I will be honest about Hiatus. I felt it was written perfectly, yet I found no entertainment value in it. I felt as if I were Nate (or the child of the couple). The reader is placed in the middle of a squabbling couple, being inundated by all the bitterness and resentment and feeling frustrated because your hands were tied, unable to fix it, when the fix is within them both, not the relationship itself.
However, I did feel Nate to be an enabler. Why he came home yet didn't inform those he loved how their other half had depression or anxiety issues. He just left them without a support system, leaving them to guess why their marriage was broken when he had the answer but kept it to himself. I'm not blaming Nate for the issues, but I felt this was odd, a way to draw the book out in length. To have the key and not use it... that was baffling. Cam and Theo were 'in' it, so close to the problem, wallowing in it, that they couldn't see the forest through the trees. Nate saw it all, yet never spoke up about the real problems.

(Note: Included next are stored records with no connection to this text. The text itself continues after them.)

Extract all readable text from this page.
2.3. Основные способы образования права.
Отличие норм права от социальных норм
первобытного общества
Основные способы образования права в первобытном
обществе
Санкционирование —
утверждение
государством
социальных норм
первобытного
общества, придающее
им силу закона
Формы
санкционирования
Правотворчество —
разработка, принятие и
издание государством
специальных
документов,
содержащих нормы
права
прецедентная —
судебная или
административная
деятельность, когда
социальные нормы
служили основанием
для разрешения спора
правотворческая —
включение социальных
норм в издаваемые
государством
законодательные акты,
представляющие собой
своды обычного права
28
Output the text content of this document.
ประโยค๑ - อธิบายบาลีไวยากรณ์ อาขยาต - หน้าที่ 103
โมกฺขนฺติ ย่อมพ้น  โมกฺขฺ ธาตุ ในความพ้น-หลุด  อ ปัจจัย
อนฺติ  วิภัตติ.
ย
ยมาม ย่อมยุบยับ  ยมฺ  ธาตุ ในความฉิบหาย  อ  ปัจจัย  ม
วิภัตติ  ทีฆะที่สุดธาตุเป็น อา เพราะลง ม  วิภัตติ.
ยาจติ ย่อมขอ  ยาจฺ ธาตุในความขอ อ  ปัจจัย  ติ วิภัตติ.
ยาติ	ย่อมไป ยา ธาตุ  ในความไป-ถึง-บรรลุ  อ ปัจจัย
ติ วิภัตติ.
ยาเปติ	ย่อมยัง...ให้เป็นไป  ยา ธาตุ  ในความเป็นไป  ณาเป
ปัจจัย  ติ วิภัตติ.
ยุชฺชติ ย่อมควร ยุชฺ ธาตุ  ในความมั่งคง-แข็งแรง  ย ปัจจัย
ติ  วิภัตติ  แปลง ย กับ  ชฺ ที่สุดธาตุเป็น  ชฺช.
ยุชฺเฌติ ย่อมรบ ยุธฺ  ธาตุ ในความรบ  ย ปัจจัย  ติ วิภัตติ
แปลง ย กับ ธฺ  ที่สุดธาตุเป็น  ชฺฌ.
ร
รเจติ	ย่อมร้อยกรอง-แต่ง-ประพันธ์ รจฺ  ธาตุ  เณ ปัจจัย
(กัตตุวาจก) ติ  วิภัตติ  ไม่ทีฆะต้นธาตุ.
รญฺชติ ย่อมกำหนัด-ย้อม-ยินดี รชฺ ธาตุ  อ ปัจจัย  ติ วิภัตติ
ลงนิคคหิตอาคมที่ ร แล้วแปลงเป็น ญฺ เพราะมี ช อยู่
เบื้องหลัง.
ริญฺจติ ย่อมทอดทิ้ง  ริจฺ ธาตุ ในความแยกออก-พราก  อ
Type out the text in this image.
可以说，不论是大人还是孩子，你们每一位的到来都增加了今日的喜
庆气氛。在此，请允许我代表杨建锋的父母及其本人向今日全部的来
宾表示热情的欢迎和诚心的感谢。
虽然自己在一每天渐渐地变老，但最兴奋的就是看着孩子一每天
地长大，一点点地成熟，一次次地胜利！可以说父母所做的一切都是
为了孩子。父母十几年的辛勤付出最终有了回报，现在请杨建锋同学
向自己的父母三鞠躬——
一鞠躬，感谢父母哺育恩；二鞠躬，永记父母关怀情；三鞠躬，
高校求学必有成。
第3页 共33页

Lying to oneself, to each other, not self-reflecting and seeing the truth, and a breakdown in communication was the total of the issues. The reader gets to suffer through this as if in real life. Maybe it was too real, and I never thought I'd say such a thing about a book, when it's exactly what I beg for. But this was too real in the way that I didn't want to suffer in their self-created misery with no entertainment value to be had. Even the between the sheets action felt out of place for me, too many scenes, taking away the emotional impact.
While I feel the book was written with accuracy, and shows me that the author is mentally and emotionally mature by being able to see all sides of the relationship, leaving the readers to empathize with everyone, it just left me feeling exhausted.